Si on demandait à de jeunes Québécois à quand remonte le projet d’indépendance, certains indiqueraient l’année de fondation du Parti Québécois (1968) tandis que d’autres feraient peut-être référence à un autre mouvement, le Rassemblement pour l’indépendance nationale (RIN), coprésidé par Marcel Chaput et André d’Allemagne, et créé en 1960.
Peu de gens pourraient vraiment répondre à la question contenue dans ce titre, pertinemment choisi. Selon le politicologue Denis Monière, l’idée d’un Québec indépendant a émergé dès 1760, juste après la bataille des plaines d’Abraham ; il en montre éloquemment les raisons, la logique, les étapes, les justifications mais aussi les obstacles. Il reconceptualise le nationalisme québécois comme étant une réponse au colonialisme persistant qui a caractérisé le système fédéral canadien, avant et après la Confédération de 1867. Le rejet du colonialisme anglo-canadien était un argument-phare des souverainistes durant les années 1960, mais on n’a plus beaucoup utilisé ce concept par la suite. En ce sens, ce modèle de nationalisme particulier correspond à une volonté d’émancipation d’un peuple (les Québécois) qui ne se reconnaît pas dans le modèle hybride et dilué d’une nation se voulant à la fois unique, composite et biculturelle (le Canada). En outre, Denis Monière explique concisément pourquoi les mouvements nationalistes ont toujours échoué dans leurs tentatives successives, par exemple au moment du « beau risque » de 1985, lorsque le mouvement souverainiste a perdu son élan durant plusieurs années. Une dimension importante est cependant sous-estimée : la politique du multiculturalisme canadien, qui neutralise subtilement le principe pourtant essentiel des « deux peuples fondateurs ». Afin de répondre objectivement à la question initiale, l’auteur ne manque pas de critiquer les stratégies et contre-offensives correspondant aux quatre grandes erreurs de l’option souverainiste depuis un demi-siècle.
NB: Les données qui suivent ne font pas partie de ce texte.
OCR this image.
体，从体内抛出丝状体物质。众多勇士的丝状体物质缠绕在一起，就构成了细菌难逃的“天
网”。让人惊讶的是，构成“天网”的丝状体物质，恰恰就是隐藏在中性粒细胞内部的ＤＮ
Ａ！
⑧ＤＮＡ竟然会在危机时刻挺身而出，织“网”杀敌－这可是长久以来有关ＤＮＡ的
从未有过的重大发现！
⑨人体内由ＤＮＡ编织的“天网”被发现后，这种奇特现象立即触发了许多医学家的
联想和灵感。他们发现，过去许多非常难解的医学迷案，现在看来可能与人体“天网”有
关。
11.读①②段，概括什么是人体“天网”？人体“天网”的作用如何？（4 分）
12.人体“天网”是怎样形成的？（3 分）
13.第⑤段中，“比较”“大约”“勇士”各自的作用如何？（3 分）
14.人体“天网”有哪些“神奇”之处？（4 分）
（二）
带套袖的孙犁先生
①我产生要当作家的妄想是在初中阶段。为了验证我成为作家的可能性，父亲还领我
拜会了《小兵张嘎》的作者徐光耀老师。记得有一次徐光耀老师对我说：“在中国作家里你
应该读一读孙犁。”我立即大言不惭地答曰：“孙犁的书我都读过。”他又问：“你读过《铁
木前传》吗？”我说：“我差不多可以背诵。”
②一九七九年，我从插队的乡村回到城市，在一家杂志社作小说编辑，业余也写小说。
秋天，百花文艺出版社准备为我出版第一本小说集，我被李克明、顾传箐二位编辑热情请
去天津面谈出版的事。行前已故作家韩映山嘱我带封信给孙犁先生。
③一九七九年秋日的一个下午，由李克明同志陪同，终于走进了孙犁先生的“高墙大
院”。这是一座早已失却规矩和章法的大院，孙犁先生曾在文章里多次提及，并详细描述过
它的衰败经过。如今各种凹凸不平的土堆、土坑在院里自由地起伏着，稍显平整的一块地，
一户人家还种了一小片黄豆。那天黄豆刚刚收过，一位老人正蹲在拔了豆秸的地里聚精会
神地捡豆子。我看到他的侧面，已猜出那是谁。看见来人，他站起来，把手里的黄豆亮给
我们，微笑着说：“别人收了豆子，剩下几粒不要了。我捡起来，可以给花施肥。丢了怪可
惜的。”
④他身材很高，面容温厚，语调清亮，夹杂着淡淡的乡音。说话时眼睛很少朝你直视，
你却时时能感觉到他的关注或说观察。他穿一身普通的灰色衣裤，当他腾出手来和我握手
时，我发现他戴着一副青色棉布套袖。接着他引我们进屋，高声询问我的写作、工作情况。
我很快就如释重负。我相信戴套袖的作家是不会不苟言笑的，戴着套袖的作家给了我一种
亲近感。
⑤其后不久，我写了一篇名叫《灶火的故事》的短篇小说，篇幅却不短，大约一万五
Deux points forts caractérisent Pourquoi le Québec n’est pas encore libre : d’abord, ce texte est d’une étonnante clarté et d’une indéniable concision ; de plus, le spectre couvert est très large et s’étend de la fin de la Nouvelle-France jusqu’à nos jours. Au terme de cette lecture, on se demande si l’espoir d’un Québec indépendant constitue une utopie, ou si ce ne serait pas plutôt l’image – largement propagée – d’un Canada bilingue et idéalisé qui serait utopique ?
Ce Pourquoi le Québec n’est pas encore libre est à ranger aux côtés des grands livres qui éclairent ce qu’est le Québec ; je pense à la réédition du classique de Louis Balthazar, Nouveau bilan du nationalisme au Québec, ou à Le Canadien français et son double, de Jean Bouthillette. On recommanderait ce Pourquoi le Québec n’est pas encore libre aux bibliothèques publiques et on oserait même espérer une traduction en anglais, afin de répondre à la question persistante, issue des années 1960 : What does Quebec want?.